O gráfico aponta alguns indícios dos idosos, comparando suas preferências na hora de realizar uma determinada tarefa. Estas comparações foram feitas entre cuidadores e robôs, nos mostrando que eles preferiam a assistência do robô para tarefas relacionadas a pequenos afazeres, manipulação de objetos e gerenciamento de informações. Por outro lado, eles preferiram a assistência humana para tarefas relacionadas a cuidados pessoais e atividades de lazer. Este dado nos aponta que mesmo em uma situação na qual o robô consiga executar todas as tarefas de uma maneira fácil e intuitiva, ainda sim existiriam casos, como no ato de caminhar e no entretenimento pessoal, em que um cuidado humano seria mais interessante, dando um limite na interação humano-robô.

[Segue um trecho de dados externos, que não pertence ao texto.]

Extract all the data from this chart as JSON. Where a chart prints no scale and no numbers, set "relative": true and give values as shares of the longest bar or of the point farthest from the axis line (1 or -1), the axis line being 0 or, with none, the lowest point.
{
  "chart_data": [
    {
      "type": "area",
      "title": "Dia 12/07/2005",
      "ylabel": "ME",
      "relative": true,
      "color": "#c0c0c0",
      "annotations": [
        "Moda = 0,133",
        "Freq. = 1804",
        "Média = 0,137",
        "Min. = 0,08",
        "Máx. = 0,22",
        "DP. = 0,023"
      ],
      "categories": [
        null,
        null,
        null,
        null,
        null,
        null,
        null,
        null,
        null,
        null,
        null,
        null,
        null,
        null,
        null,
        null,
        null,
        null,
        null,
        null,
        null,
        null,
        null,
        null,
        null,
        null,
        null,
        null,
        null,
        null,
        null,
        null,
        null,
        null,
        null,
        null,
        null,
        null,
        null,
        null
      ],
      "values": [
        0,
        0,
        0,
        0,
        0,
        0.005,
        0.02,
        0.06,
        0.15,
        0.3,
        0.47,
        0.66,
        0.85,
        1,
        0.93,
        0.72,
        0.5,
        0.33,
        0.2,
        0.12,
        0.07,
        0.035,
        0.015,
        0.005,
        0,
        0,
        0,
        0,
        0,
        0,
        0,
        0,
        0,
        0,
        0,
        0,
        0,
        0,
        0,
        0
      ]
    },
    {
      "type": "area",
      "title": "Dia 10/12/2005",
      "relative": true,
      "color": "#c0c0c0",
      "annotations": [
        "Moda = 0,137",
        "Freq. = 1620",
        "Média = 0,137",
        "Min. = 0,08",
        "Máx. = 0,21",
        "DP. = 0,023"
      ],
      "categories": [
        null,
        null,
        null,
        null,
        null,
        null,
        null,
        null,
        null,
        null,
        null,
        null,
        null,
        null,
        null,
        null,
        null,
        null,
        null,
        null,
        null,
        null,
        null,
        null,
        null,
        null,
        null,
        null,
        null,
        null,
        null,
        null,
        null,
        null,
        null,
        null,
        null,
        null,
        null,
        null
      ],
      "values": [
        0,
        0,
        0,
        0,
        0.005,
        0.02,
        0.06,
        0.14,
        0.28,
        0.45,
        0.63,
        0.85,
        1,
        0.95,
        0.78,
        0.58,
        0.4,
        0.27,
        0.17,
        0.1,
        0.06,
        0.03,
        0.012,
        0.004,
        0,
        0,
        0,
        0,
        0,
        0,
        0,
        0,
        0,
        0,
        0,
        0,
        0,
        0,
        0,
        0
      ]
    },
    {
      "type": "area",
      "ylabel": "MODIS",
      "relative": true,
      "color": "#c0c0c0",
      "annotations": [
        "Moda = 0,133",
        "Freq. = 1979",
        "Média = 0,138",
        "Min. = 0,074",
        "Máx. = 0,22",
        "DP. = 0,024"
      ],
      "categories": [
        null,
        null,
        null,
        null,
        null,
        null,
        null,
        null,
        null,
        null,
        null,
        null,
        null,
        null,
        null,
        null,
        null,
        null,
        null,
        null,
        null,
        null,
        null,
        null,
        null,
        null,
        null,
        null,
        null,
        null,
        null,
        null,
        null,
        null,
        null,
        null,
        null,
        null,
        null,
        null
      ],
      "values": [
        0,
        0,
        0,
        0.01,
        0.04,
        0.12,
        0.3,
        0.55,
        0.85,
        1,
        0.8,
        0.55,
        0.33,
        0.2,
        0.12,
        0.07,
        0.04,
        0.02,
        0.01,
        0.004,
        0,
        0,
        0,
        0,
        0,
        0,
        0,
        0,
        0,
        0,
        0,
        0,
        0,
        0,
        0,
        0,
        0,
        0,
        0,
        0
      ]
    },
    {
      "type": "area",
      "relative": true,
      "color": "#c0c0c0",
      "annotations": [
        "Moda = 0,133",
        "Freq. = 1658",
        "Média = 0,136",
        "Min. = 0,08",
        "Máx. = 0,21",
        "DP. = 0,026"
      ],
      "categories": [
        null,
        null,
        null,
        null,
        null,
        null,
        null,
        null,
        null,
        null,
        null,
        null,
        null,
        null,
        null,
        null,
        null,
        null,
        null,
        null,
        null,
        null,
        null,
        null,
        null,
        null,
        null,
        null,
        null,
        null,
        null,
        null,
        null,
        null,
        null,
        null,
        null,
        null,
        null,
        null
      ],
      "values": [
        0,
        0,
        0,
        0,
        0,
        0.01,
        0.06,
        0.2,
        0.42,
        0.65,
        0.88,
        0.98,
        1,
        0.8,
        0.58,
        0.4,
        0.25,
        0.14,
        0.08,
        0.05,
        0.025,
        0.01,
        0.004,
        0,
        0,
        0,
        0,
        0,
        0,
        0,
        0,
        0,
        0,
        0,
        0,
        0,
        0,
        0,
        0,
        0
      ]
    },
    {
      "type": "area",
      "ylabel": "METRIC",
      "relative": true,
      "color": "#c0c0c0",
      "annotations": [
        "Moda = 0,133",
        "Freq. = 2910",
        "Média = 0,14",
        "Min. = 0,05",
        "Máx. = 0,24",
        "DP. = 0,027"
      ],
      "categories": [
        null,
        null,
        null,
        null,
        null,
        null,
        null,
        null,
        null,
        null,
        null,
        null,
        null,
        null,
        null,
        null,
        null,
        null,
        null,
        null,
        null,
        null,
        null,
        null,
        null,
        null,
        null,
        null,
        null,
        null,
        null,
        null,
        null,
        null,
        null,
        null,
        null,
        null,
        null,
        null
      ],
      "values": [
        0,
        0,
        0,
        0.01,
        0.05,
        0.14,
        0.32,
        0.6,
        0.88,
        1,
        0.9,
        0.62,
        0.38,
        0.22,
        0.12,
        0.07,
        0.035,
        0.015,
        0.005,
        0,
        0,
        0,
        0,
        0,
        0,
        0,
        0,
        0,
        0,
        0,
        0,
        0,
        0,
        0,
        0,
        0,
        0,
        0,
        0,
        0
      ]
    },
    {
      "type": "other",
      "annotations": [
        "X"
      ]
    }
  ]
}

Portanto, as questões dos robôs sociais não se pautam em substituir o carinho de um cuidador, mas sim no fato destes dispositivos terem a chance de se tornarem essenciais ou ao menos úteis e desejáveis de serem possuídos. Eles não descartam completamente a ajuda dos familiares, mas os WALL·E’s da realidade se mostram de extrema importância para os auxílios, facilitando diversos afazeres na rotina e afastando eficientemente os idosos da dura solidão.

Referências Bibliográficas

IBGE – Censo 2020. “IBGE – Censo 2020”. Acessado 26 de maio de 2020. https://censo2020.ibge.gov.br/2012-agencia-de-noticias/noticias/24036-idosos-indicam-caminhos-para-uma-melhor-idade.html. [1].

HERO Robots | Robot Workshop”. Acessado 26 de maio de 2020. https://www.robotworkshop.com/robotweb/?page_id=174. [2].

Tecnoblog. “Robô doméstico: você ainda vai ter um”, 30 de setembro de 2015. https://tecnoblog.net/185818/robos-domesticos/. [3].

Tecmundo “Zenbo, robô-assistente da ASUS que automatiza tudo na sua casa, não é caro

“ , 30 de Maio de 2016. https://www.tecmundo.com.br/robotica/105301-zenbo-robo-asus-automatiza-tudo-casa-voce-video.htm [4].

EACH “Robôs podem auxiliar idosos na melhoria da qualidade de vida”, 02 de dezembro de 2019.

http://www5.each.usp.br/noticias/robos-podem-auxiliar-idosos-na-melhoria-da-qualidade-de-vida/?fbclid=IwAR38E7TBUxqlnn-MiuY7L3sToSN4C-BSKqf8LZ75qSDyIuSDjcyjRHKhKx8 [5].

Smarr, Cory-Ann, Tracy L. Mitzner, Jenay M. Beer, Akanksha Prakash, Tiffany L. Chen, Charles C. Kemp, e Wendy A. Rogers. “Domestic Robots for Older Adults: Attitudes, Preferences, and Potential”. International Journal of Social Robotics 6, no 2 (abril de 2014): 229–47. https://doi.org/10.1007/s12369-013-0220-0. [6].

Scopelliti, Massimiliano, Maria Vittoria Giuliani, e Ferdinando Fornara. “Robots in a Domestic Setting: A Psychological Approach”. Universal Access in the Information Society 4, no 2 (dezembro de 2005): 146–55. https://doi.org/10.1007/s10209-005-0118-1.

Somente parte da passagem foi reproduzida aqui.